Differential diagnosis of orthostatic hypotension

Abstract

Orthostatic hypotension (OH) is a common clinical manifestation characterized by a significant fall in blood pressure with postural change and is frequently accompanied by debilitating symptoms of orthostatic intolerance. The reported prevalence of OH ranges between 5 and 10% in middle-aged adults with a burden that increases concomitantly with age; in those over 60 years of age, the prevalence is estimated to be over 20%. Unfortunately, the clinical course of OH is not necessarily benign. OH patients are at an increased risk of adverse clinical outcomes including death, falls, cardiovascular and cerebrovascular events, syncope, and impaired quality of life. The differential diagnosis of OH is broad and includes acute precipitants as well as chronic underlying medical conditions, especially of neurological origin. Appropriate diagnosis relies on a systematic history and physical examination with particular attention to orthostatic vital signs, keeping in mind that ambient conditions during diagnostic testing may affect OH detection due to factors such as diurnal variation.

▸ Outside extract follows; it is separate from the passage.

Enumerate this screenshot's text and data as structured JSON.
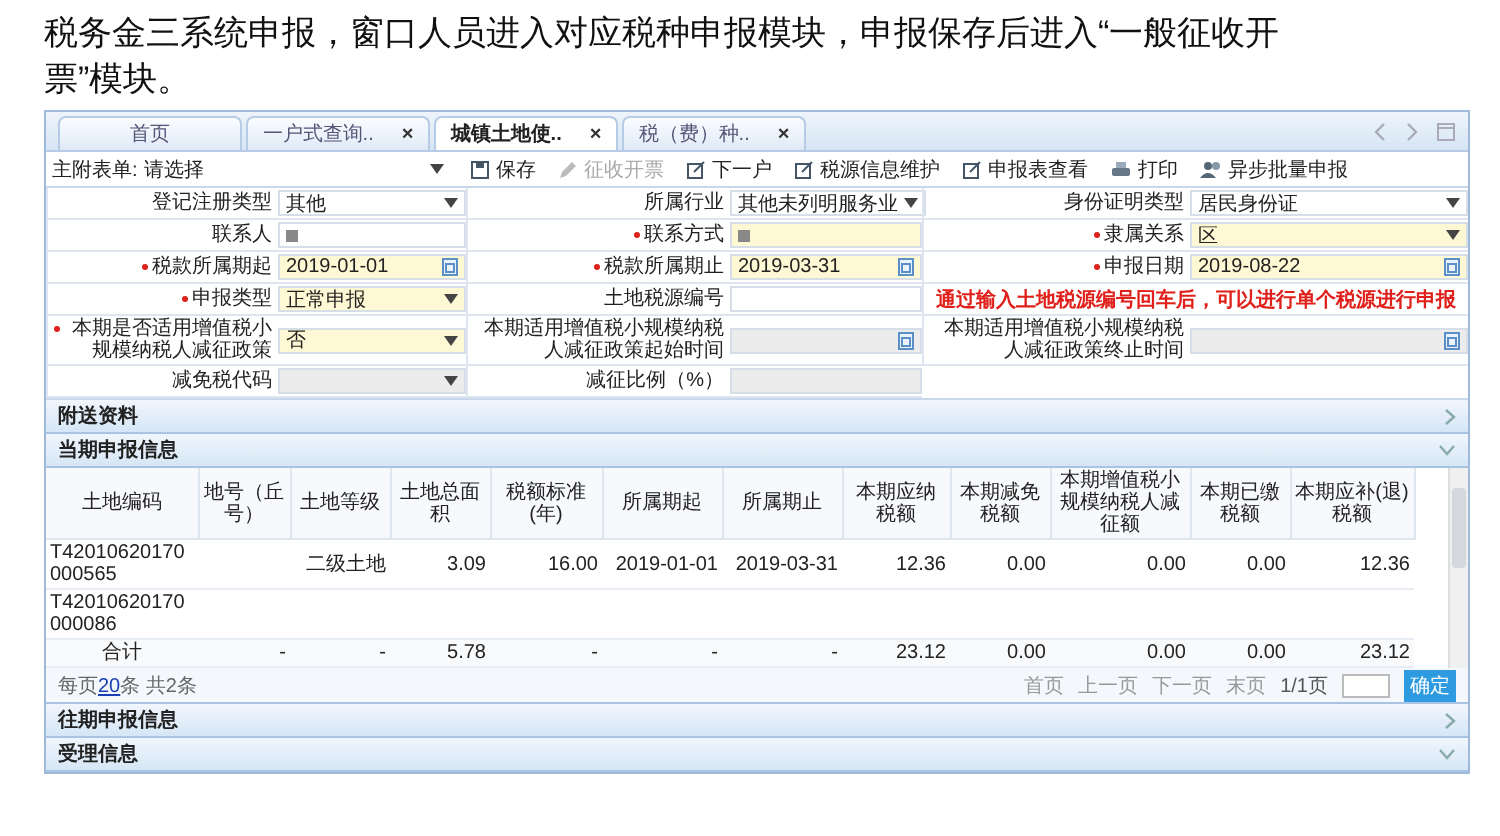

Keywords: Delayed orthostatic hypotension; Initial orthostatic hypotension; Neurogenic orthostatic hypotension; Orthostatic hypotension; Postural orthostatic tachycardia syndrome; Vasovagal syncope.

Figure 1.

Representative blood pressure and heart rate responses to postural change from supine to active stand in (A) classical orthostatic hypotension, (B) delayed orthostatic hypotension, (C) initial orthostatic hypotension, (D) vasovagal syncope, and (E) postural tachycardia syndrome.

Figure 2.

Representative blood pressure (BP) and heart rate (HR) tracings during the Valsalva maneuver in (A) healthy subjects and (B) patients with neurogenic orthostatic hypotension. The Valsalva maneuver is used to evaluate the sympathetic and parasympathetic responses of the baroreflex as an individual forcibly exhales at maximum pressure (~40 mmHg) for 15 seconds. Those with intact autonomic nervous system function are expected to exhibit a specific pattern of physiological responses to the Valsalva maneuver that can be divided into four phases: (I) the mechanical increase in intrathoracic pressure causes a brief increase in BP and decrease in HR; (II, early) the reduction in venous return causes a decrease in stroke volume and BP; (II, late) the baroreflex is activated by the decrease in BP, causing a sympathetically-mediated increase in BP and HR; (III) the pulmonary vascular refills with blood upon termination of the Valsalva maneuver, causing a decrease in BP; (IV) the sudden increase in venous return leads to a compensatory decrease in HR and increase in BP that overshoots baseline BP due to residual sympathetic activity. In patients with impaired autonomic function, as in neurogenic orthostatic hypotension, there is a lack of late phase II BP increase and BP overshoot in phase IV recovery.